Família de Alexandre de Moraes triplica patrimônio imobiliário em cinco anos, aponta levantamento

Reportagem indica aquisição de R$ 23,4 milhões em imóveis entre 2021 e 2025; ministro do STF e familiares ainda não comentaram
Por Paloma de Sá | GNEWSUSA

Um levantamento publicado pelo jornal O Estado de S. Paulo aponta que o patrimônio imobiliário da família do ministro do Supremo Tribunal Federal Alexandre de Moraes triplicou nos últimos cinco anos. De acordo com a reportagem, aquisições realizadas entre 2021 e 2025 somam R$ 23,4 milhões em imóveis, elevando o total estimado para cerca de R$ 31,5 milhões.

Levantamento com base em registros oficiais

Segundo o jornal, os dados foram obtidos a partir de contratos registrados em cartórios nos estados de São Paulo, Minas Gerais e no Distrito Federal.

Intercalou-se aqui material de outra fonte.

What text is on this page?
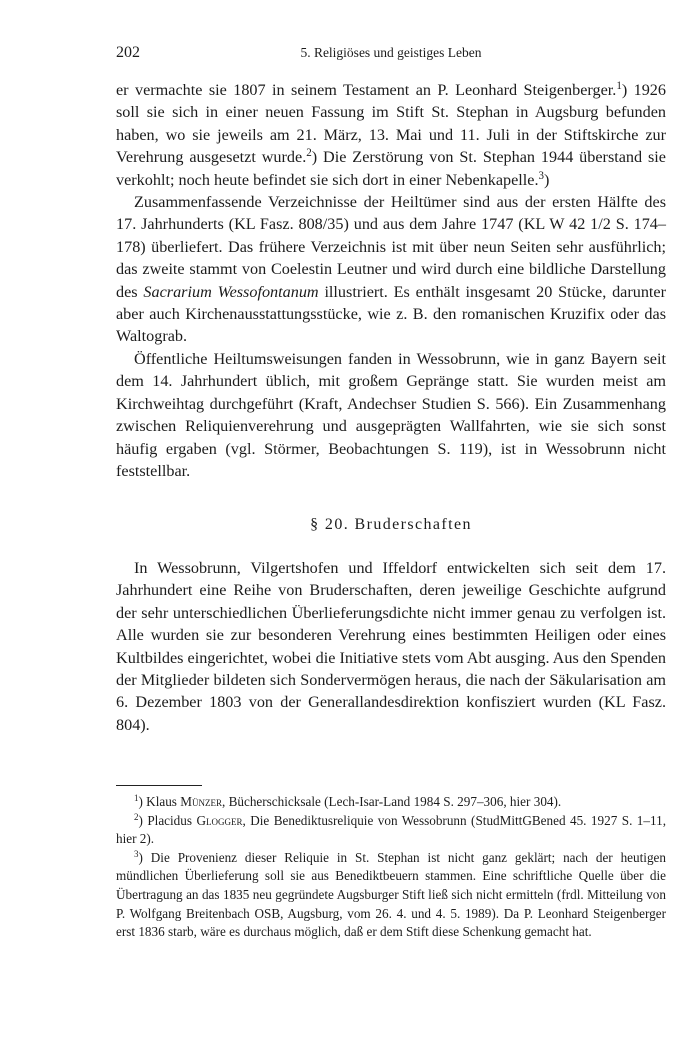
202	5. Religiöses und geistiges Leben

er vermachte sie 1807 in seinem Testament an P. Leonhard Steigenberger.$^1$) 1926 soll sie sich in einer neuen Fassung im Stift St. Stephan in Augsburg befunden haben, wo sie jeweils am 21. März, 13. Mai und 11. Juli in der Stiftskirche zur Verehrung ausgesetzt wurde.$^2$) Die Zerstörung von St. Stephan 1944 überstand sie verkohlt; noch heute befindet sie sich dort in einer Nebenkapelle.$^3$)

Zusammenfassende Verzeichnisse der Heiltümer sind aus der ersten Hälfte des 17. Jahrhunderts (KL Fasz. 808/35) und aus dem Jahre 1747 (KL W 42 1/2 S. 174–178) überliefert. Das frühere Verzeichnis ist mit über neun Seiten sehr ausführlich; das zweite stammt von Coelestin Leutner und wird durch eine bildliche Darstellung des Sacrarium Wessofontanum illustriert. Es enthält insgesamt 20 Stücke, darunter aber auch Kirchenausstattungsstücke, wie z. B. den romanischen Kruzifix oder das Waltograb.

Öffentliche Heiltumsweisungen fanden in Wessobrunn, wie in ganz Bayern seit dem 14. Jahrhundert üblich, mit großem Gepränge statt. Sie wurden meist am Kirchweihtag durchgeführt (Kraft, Andechser Studien S. 566). Ein Zusammenhang zwischen Reliquienverehrung und ausgeprägten Wallfahrten, wie sie sich sonst häufig ergaben (vgl. Störmer, Beobachtungen S. 119), ist in Wessobrunn nicht feststellbar.

§ 20. Bruderschaften

In Wessobrunn, Vilgertshofen und Iffeldorf entwickelten sich seit dem 17. Jahrhundert eine Reihe von Bruderschaften, deren jeweilige Geschichte aufgrund der sehr unterschiedlichen Überlieferungsdichte nicht immer genau zu verfolgen ist. Alle wurden sie zur besonderen Verehrung eines bestimmten Heiligen oder eines Kultbildes eingerichtet, wobei die Initiative stets vom Abt ausging. Aus den Spenden der Mitglieder bildeten sich Sondervermögen heraus, die nach der Säkularisation am 6. Dezember 1803 von der Generallandesdirektion konfisziert wurden (KL Fasz. 804).

$^1$) Klaus Münzer, Bücherschicksale (Lech-Isar-Land 1984 S. 297–306, hier 304).

$^2$) Placidus Glogger, Die Benediktusreliquie von Wessobrunn (StudMittGBened 45. 1927 S. 1–11, hier 2).

$^3$) Die Provenienz dieser Reliquie in St. Stephan ist nicht ganz geklärt; nach der heutigen mündlichen Überlieferung soll sie aus Benediktbeuern stammen. Eine schriftliche Quelle über die Übertragung an das 1835 neu gegründete Augsburger Stift ließ sich nicht ermitteln (frdl. Mitteilung von P. Wolfgang Breitenbach OSB, Augsburg, vom 26. 4. und 4. 5. 1989). Da P. Leonhard Steigenberger erst 1836 starb, wäre es durchaus möglich, daß er dem Stift diese Schenkung gemacht hat.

A apuração indica que a evolução patrimonial ocorreu principalmente após 2021, com compras realizadas à vista em regiões valorizadas.

Entre os imóveis mencionados estão:

  • uma casa no Lago Sul, em Brasília
  • um apartamento em Campos do Jordão (SP)
  • dois apartamentos no Jardim América, área nobre da capital paulista

Crescimento patrimonial

O levantamento aponta que, até 2017 — ano em que Alexandre de Moraes assumiu uma vaga no Supremo —, o patrimônio imobiliário da família era estimado em R$ 8,6 milhões. O valor atual, de R$ 31,5 milhões, representa um crescimento de mais de três vezes no período.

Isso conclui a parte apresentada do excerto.